What does Belgium's capital has to do with this? Do you imply Brussels = European Union?

  • It is called a metonymy where you substitute a name that is associated to some other thing instead of mentionning that thing.

    Some examples: Wall Street = NY Stock Exchange the White House = US president and his cabinet the Pentagon = US Dept of Defense Downing Street = UK prime minister

    https://en.wikipedia.org/wiki/Metonymy Scotland Yard = Greater London Metropolitan Police Tehran = Government/officials of the islamic republic of Iran

    • As a person who lived for a long time in a political capital I was so frustrated with news articles titled like this.

      "[City] decides [XYZ stupid thing]!!!"

      No! We in the city didn't decide it - our responsibility is limited to our political representative. Everyone else voted in idiots and sent them here to decide idiot things!

      4 replies →

  • Brussels = location of EU headquarters, and in common lingo Brussels thus means "People running the EU and deciding things on everyone's behalf."

  • "Brussels" is often used to mean the entire blob of EU and related institutions.

    • Exactly, it's just like people saying Washington to refer to the US government, or Beijing to refer to Chinese government.

  • This literary device is so common it has a name: synecdoche. e.g. "The pentagon" to refer to the US military.

    Now we just need a word for performative dense-ness.

    • I would not assume denseness -- many/most languages do not have this habit of referring to the capital. So it can easily sound weird if you aren't that immersed in English news and discussions.

      1 reply →

    • It's kinda funny because in French, it depends on the situation.

      If it's a French decision, you say "Matignon has done x" with Matignon being the home France's President.
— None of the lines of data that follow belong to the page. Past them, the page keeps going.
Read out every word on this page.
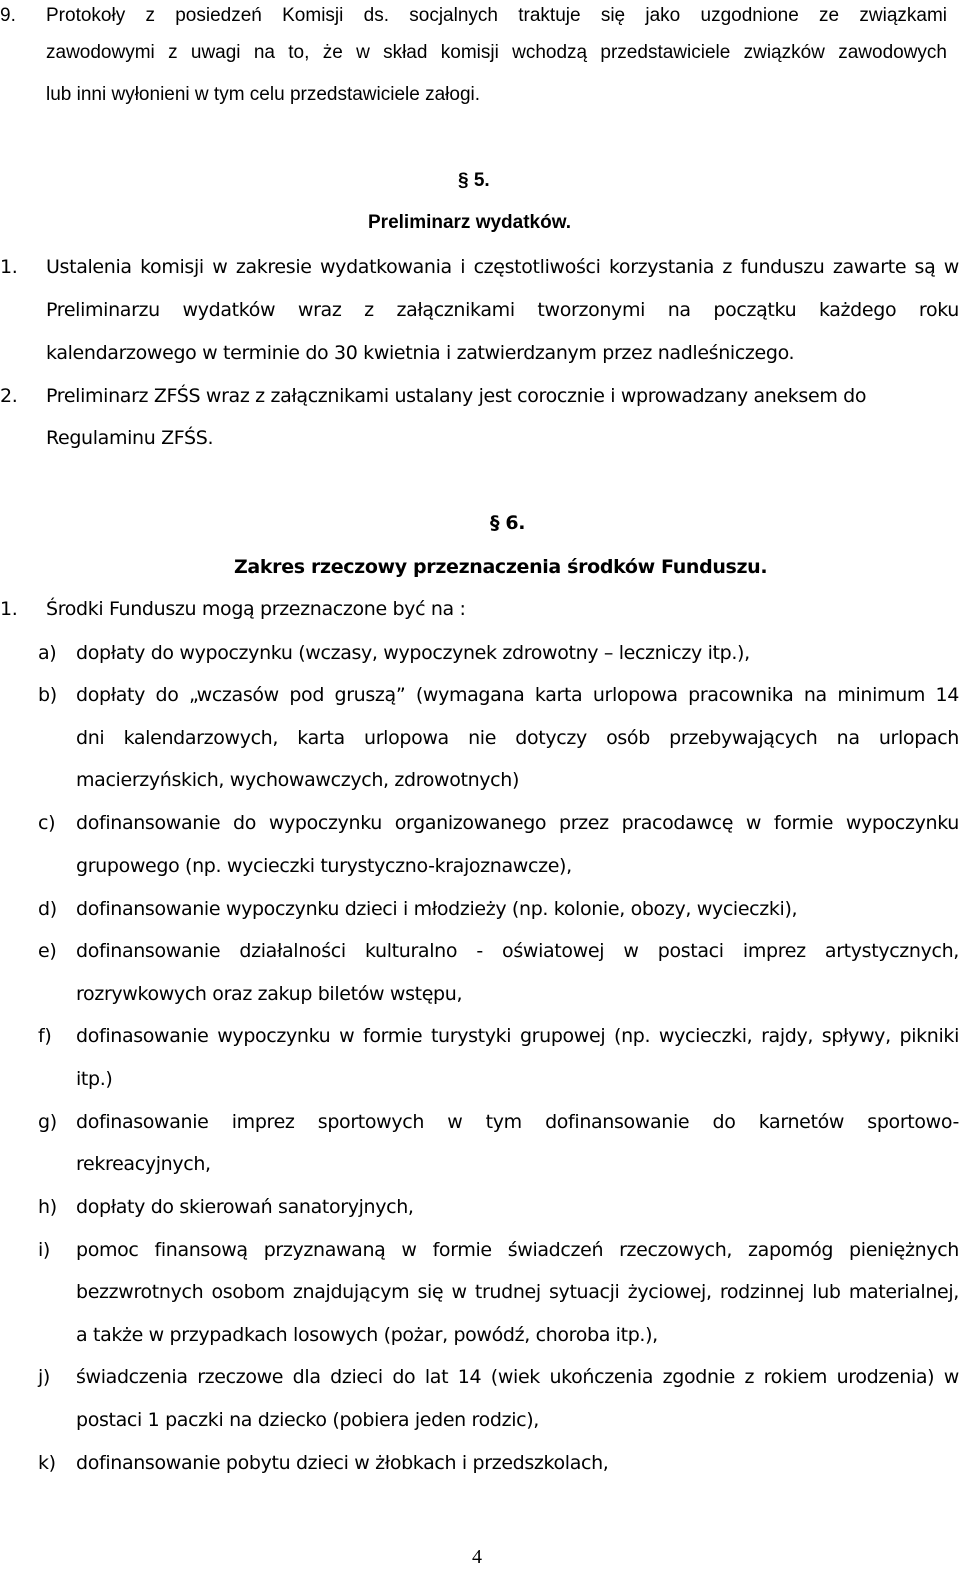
9. Protokoły z posiedzeń Komisji ds. socjalnych traktuje się jako uzgodnione ze związkami
zawodowymi z uwagi na to, że w skład komisji wchodzą przedstawiciele związków zawodowych
lub inni wyłonieni w tym celu przedstawiciele załogi.
§ 5.
Preliminarz wydatków.
1. Ustalenia komisji w zakresie wydatkowania i częstotliwości korzystania z funduszu zawarte są w
Preliminarzu wydatków wraz z załącznikami tworzonymi na początku każdego roku
kalendarzowego w terminie do 30 kwietnia i zatwierdzanym przez nadleśniczego.
2. Preliminarz ZFŚS wraz z załącznikami ustalany jest corocznie i wprowadzany aneksem do
Regulaminu ZFŚS.
§ 6.
Zakres rzeczowy przeznaczenia środków Funduszu.
1. Środki Funduszu mogą przeznaczone być na :
a) dopłaty do wypoczynku (wczasy, wypoczynek zdrowotny – leczniczy itp.),
b) dopłaty do „wczasów pod gruszą” (wymagana karta urlopowa pracownika na minimum 14
dni kalendarzowych, karta urlopowa nie dotyczy osób przebywających na urlopach
macierzyńskich, wychowawczych, zdrowotnych)
c) dofinansowanie do wypoczynku organizowanego przez pracodawcę w formie wypoczynku
grupowego (np. wycieczki turystyczno-krajoznawcze),
d) dofinansowanie wypoczynku dzieci i młodzieży (np. kolonie, obozy, wycieczki),
e) dofinansowanie działalności kulturalno - oświatowej w postaci imprez artystycznych,
rozrywkowych oraz zakup biletów wstępu,
f) dofinasowanie wypoczynku w formie turystyki grupowej (np. wycieczki, rajdy, spływy, pikniki
itp.)
g) dofinasowanie imprez sportowych w tym dofinansowanie do karnetów sportowo-
rekreacyjnych,
h) dopłaty do skierowań sanatoryjnych,
i) pomoc finansową przyznawaną w formie świadczeń rzeczowych, zapomóg pieniężnych
bezzwrotnych osobom znajdującym się w trudnej sytuacji życiowej, rodzinnej lub materialnej,
a także w przypadkach losowych (pożar, powódź, choroba itp.),
j) świadczenia rzeczowe dla dzieci do lat 14 (wiek ukończenia zgodnie z rokiem urodzenia) w
postaci 1 paczki na dziecko (pobiera jeden rodzic),
k) dofinansowanie pobytu dzieci w żłobkach i przedszkolach,
4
If it's local, you say "the mayor" , and if its European, you say Brussels.

      In Canada, if it's federal, you say Carey's government, if it's provincial the name of the prime minister, or the name of the party and if its local, you use the mayor's name.

      But in this situation, the ECB cited in the article is in Germany, not Brussels, with a high independence from the EU, but yes, with the Parliament in Brussels.

      So I was downvoted because I asked why OP mentioned Brussels just to be sure that is wasn't the usual "eu bad" post.

      Cunningham's law in action I guess.